Fusion protein generation involves fork stalling and template switching. The multiple palindromic sequences in PDGFRα intron 9 could stall a replication fork, and homologous regions between PDGFRα intron 9 and CDK5RAP2 intron 13 could facilitate template switching. In the CDK5RAP2-PDGFRα fusion gene, the truncated PDGFRα exon 12 containing the entire tyrosine kinase domain lacks aa1-aa581, which is replaced by CDK5RAP2’s N-terminal coiled coil domain (Fig. 1a) that could self-dimerize. Thus, the resulting CDK5RAP2-PDGFRα fusion protein lacks both membrane-binding ability and ligand-dependent activation. This cytosolic self-activated fusion protein kinase may, therefore, readily phosphorylate downstream targets, amplify proliferation signals and cause uncontrolled cell growth. Our premise is that the translated 18-bp region, RTLRA, wherein the 17-bp sequence encodes for in-frame amino acid sequence that is identical to R. fascians histidine kinase, regulates CDK5RAP2-PDGFRα function to induce leukemic cell growth. In fact, fusion genes contribute to all malignancies [3] and 34 PDGFR fusion genes have now been linked to hematological malignancies [4]. Potentially, other PDGFR fusion genes with the 18-bp bacterial gene segment could arise.

Indeed, lateral gene transfer from Marinobacter sp. Hb8, R. fascians D188, Rhodococcus sp. PBTS2, M. luteus strain trpE16 or the M. luteus NCTC 2665 into the somatic human genome is not surprising. Further analysis of the study by Riley et al. [1] revealed read pairs from TCGA that indicate the presence of Marinobacter, Rhodobacteraceae and Micrococcaceae sequences in genome samples of patients with acute myeloid leukemia. Micrococcaceae sequence was also detected in patients with lung squamous cell carcinoma, lung adenocarcinoma, breast invasive carcinoma, kidney renal clear cell carcinoma and kidney renal papillary cell carcinoma. However, in this letter, we report the first bacterial sequence integration into the genome of a patient with chronic eosinophilic leukemia.
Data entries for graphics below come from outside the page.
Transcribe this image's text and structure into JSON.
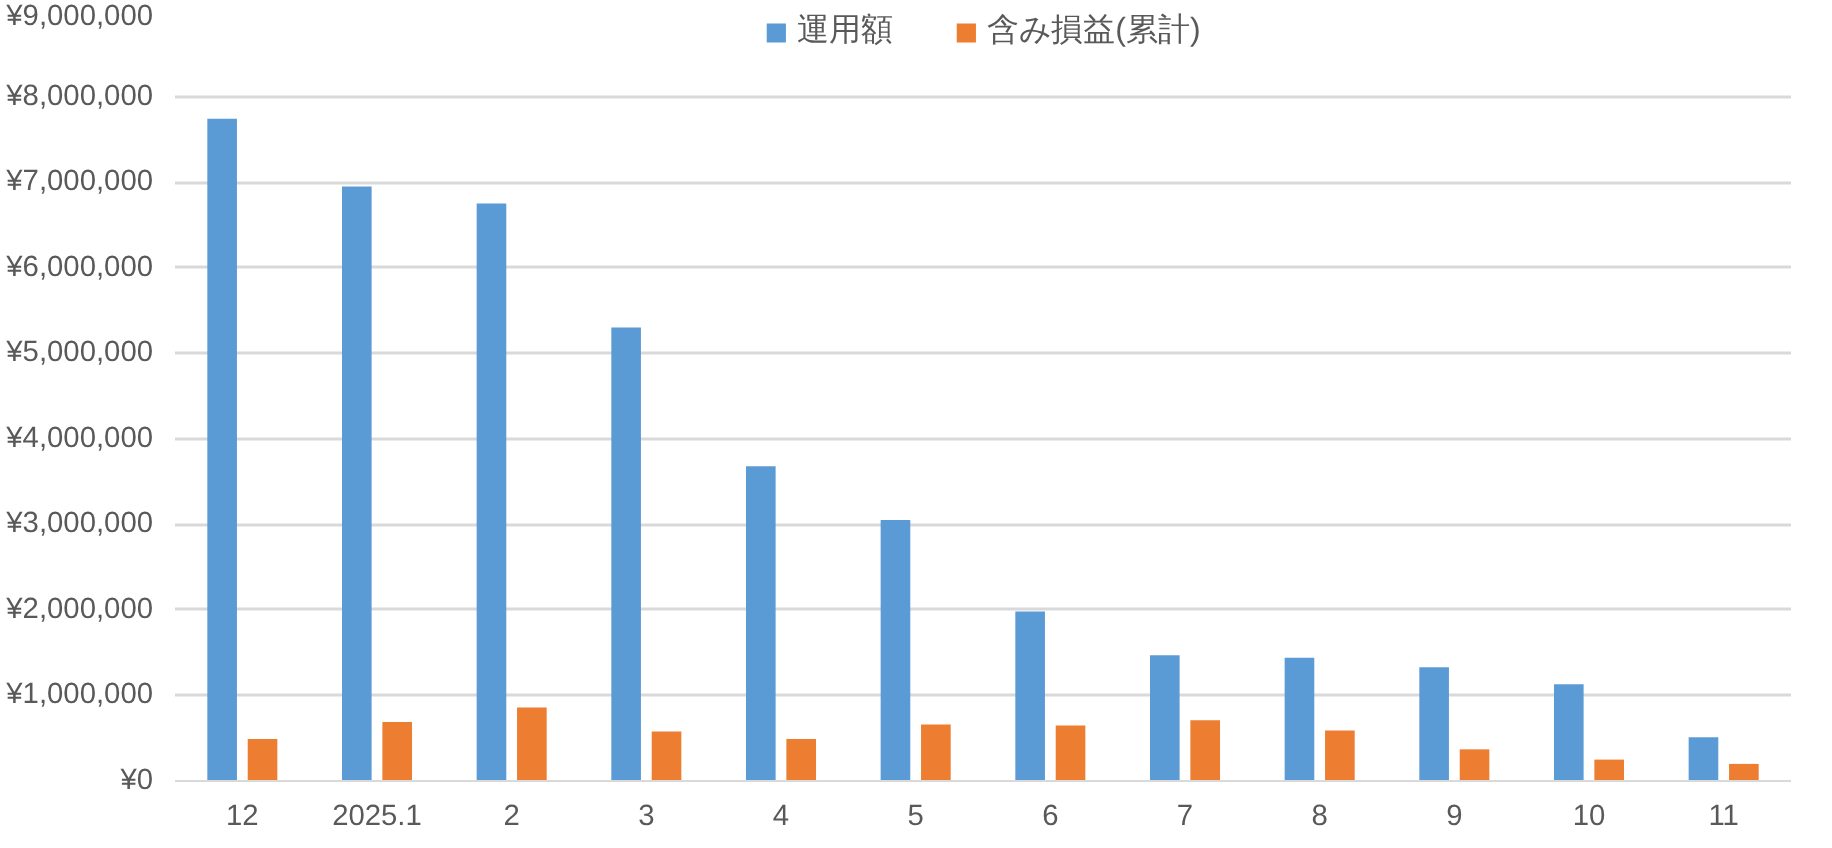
{
  "chart_data": {
    "type": "bar",
    "categories": [
      "12",
      "2025.1",
      "2",
      "3",
      "4",
      "5",
      "6",
      "7",
      "8",
      "9",
      "10",
      "11"
    ],
    "series": [
      {
        "name": "運用額",
        "color": "#5b9bd5",
        "values": [
          7740000,
          6950000,
          6750000,
          5300000,
          3680000,
          3050000,
          1980000,
          1470000,
          1440000,
          1330000,
          1130000,
          510000
        ]
      },
      {
        "name": "含み損益(累計)",
        "color": "#ed7d31",
        "values": [
          490000,
          690000,
          860000,
          580000,
          490000,
          660000,
          650000,
          710000,
          590000,
          370000,
          250000,
          200000
        ]
      }
    ],
    "ylim": [
      0,
      9000000
    ],
    "yticks": [
      {
        "value": 0,
        "label": "¥0"
      },
      {
        "value": 1000000,
        "label": "¥1,000,000"
      },
      {
        "value": 2000000,
        "label": "¥2,000,000"
      },
      {
        "value": 3000000,
        "label": "¥3,000,000"
      },
      {
        "value": 4000000,
        "label": "¥4,000,000"
      },
      {
        "value": 5000000,
        "label": "¥5,000,000"
      },
      {
        "value": 6000000,
        "label": "¥6,000,000"
      },
      {
        "value": 7000000,
        "label": "¥7,000,000"
      },
      {
        "value": 8000000,
        "label": "¥8,000,000"
      },
      {
        "value": 9000000,
        "label": "¥9,000,000"
      }
    ],
    "grid": "y",
    "legend": "top"
  }
}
While the actual origin of the bacterial sequence is unknown, and there is yet no conclusive evidence that bacterial gene integration into the human somatic genome initiates carcinogenesis, it is likely that such integration alters the encoded CDK5RAP2-PDGFRα protein function to promote leukemic cell growth. This premise is consistent with the implied role of PDGFR fusion proteins in hematological cancer progression.
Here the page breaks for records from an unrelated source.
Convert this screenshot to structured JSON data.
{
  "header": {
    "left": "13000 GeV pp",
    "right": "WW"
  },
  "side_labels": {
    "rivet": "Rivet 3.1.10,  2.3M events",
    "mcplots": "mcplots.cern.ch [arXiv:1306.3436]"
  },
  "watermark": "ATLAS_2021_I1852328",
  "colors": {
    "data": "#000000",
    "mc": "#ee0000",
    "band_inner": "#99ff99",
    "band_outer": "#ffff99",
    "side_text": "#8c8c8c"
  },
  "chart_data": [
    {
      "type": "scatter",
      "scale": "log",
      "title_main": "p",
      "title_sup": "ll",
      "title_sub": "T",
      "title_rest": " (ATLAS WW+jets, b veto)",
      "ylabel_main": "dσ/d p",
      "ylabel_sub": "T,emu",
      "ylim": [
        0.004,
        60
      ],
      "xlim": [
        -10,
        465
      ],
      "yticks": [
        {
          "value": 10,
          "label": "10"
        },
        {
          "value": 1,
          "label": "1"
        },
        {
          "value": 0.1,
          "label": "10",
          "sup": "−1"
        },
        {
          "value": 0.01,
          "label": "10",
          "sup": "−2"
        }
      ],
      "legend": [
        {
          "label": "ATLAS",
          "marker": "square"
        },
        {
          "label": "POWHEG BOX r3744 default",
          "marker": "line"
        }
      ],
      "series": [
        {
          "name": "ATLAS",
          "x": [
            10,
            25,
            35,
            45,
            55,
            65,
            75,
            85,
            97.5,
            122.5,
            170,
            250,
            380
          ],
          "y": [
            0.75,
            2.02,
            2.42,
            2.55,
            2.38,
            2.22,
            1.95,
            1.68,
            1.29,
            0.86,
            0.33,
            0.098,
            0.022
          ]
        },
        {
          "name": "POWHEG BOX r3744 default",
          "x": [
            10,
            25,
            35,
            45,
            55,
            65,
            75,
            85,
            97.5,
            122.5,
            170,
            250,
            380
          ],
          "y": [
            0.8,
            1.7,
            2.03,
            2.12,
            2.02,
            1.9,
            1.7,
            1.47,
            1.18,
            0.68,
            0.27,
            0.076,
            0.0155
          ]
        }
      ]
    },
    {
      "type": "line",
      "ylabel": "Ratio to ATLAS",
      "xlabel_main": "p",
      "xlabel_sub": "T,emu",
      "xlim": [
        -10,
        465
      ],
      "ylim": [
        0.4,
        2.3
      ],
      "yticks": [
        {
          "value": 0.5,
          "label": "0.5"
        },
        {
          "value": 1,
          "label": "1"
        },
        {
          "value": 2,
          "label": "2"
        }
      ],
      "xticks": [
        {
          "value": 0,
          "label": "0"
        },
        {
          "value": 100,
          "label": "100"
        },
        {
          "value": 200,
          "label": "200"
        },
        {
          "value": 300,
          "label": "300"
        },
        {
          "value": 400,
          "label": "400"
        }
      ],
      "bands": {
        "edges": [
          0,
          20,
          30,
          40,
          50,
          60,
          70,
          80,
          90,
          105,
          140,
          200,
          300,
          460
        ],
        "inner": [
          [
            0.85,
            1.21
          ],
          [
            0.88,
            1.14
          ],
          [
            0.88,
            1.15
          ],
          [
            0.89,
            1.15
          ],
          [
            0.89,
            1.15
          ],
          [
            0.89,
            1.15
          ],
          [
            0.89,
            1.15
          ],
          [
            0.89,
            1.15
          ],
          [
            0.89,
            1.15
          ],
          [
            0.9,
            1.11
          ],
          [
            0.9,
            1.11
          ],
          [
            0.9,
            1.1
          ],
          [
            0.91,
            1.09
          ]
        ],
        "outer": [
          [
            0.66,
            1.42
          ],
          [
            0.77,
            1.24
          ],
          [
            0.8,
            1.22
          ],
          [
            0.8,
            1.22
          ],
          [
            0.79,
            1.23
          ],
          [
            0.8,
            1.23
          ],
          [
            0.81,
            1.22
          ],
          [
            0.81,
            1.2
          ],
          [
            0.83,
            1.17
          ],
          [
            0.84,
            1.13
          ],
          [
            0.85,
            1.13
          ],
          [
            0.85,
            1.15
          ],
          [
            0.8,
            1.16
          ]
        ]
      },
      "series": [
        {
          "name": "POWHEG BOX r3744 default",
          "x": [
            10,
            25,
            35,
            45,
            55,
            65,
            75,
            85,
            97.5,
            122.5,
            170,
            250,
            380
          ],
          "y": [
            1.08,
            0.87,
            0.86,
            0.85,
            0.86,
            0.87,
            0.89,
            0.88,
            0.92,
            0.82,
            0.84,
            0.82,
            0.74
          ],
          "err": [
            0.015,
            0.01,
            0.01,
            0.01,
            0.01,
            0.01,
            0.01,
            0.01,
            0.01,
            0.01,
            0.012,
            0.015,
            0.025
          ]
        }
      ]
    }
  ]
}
Since it is possible that identified bacterial gene integrations into the human genome can result from laboratory-based artifacts such as from chimeric DNA that could arise during library construction, it is critical to discriminate artifacts from true bacterial insertions. Riley et al. [1] have indicated different approaches on how to distinguish real bacterial integrations from laboratory artifacts. In the current study, the novel CDK5RAP2-PDGFRA fusion gene [2] that we examined was discovered by fluorescent in-situ hybridization (FISH), rapid amplification of cDNA ends-polymerase chain reaction (RACE-PCR) and sequencing. Since library construction was not involved in the discovery of the fusion gene that contains the bacterial gene sequence, it is unlikely that the identified bacterial integration is a laboratory-based artifact.

Thus, we have identified the 17-bp component of the linker for the CDK5RAP2-PDGFRα fusion gene in a chronic eosinophilic leukemia patient as a homologous sequence in Marinobacter sp. Hb8, R. fascians D188, Rhodococcus sp. PBTS2, M. luteus strain trpE16 and the M. luteus NCTC 2665. To our knowledge this is the first report on bacterial sequence integration into a chronic eosinophilic leukemia patient’s genome. We also mark the first account on integration of a bacterial sequence specifically into a fusion gene, which in this case is PDGFRα, an implied oncogenic driver in a number of leukemia patients.